A native of Portland, OR, Hudson managed a food pantry and led gardening programs there in his 20s. After moving to Sarasota, he spent 15 years with his hands in the earth at Jessica’s Organic Farm. Answering his next calling—to study at the Anabaptist Mennonite Biblical Seminary in Elkhart, IN—was not so much a pivot as it was a quantum leap toward his readiness to champion the mission of CHSRQ.
“Community is the key word there in ‘Community Harvest’ because community is central to what we do to ‘unleash collective genius,’” Hudson says. “And community is central to not only the practice of being Mennonite, but the spirituality of being Mennonite. We see God in community, not just in individuals.”
Hudson credits the idea of “unleashing collective genius” to Rob Hopkins, founder of the Transition Network and the Transition Towns movement currently spanning 67 countries. Projects in renewable energy, food security, economic development, urban greening, and mutual aid are all hallmarks of Transition Towns. Originally conceived as Transition Sarasota, CHSRQ recently rebranded as Community Harvest to emphasize its work within the local foodshed.

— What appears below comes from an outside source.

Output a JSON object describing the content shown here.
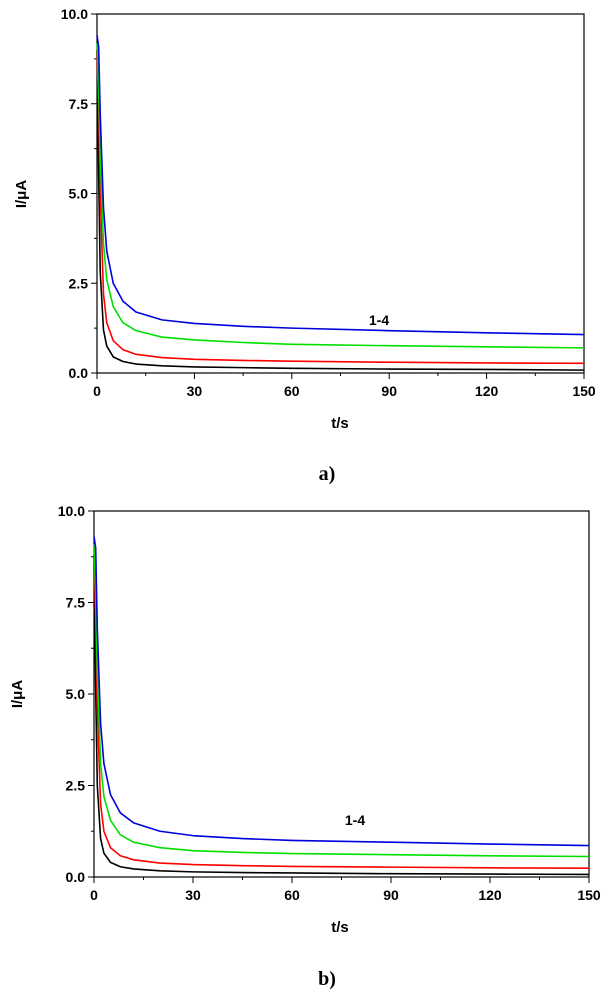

“The Transition movement fosters local, positive responses to global economic, environmental, and societal issues,” Hudson says. “I think this positivity fits the culture of Sarasota, and CHSRQ primarily works to offer programs that people can be enthusiastic and hopeful about.”
He continues: “When you get interesting people together, and they’re happy and feeling good, they have interesting conversations. We’re not just trying to accomplish food-rescue goals; we’re also trying to create social space where collective genius can emerge—and you never know what’s going to come out of that. There might be new responses to the crises that are on everybody’s mind.”
That spirit of collective genius gets supercharged during CHSRQ’s annual Eat Local Week (November 1–9, 2025). With the theme “Rooted in Our Local Foodshed,” this year’s festival features farm-to-table dinners, a fermentation workshop, a food forest tour, a guided ethnobotany walk, and much more. The whole community is invited to participate in cultivating resilience and harvesting hope.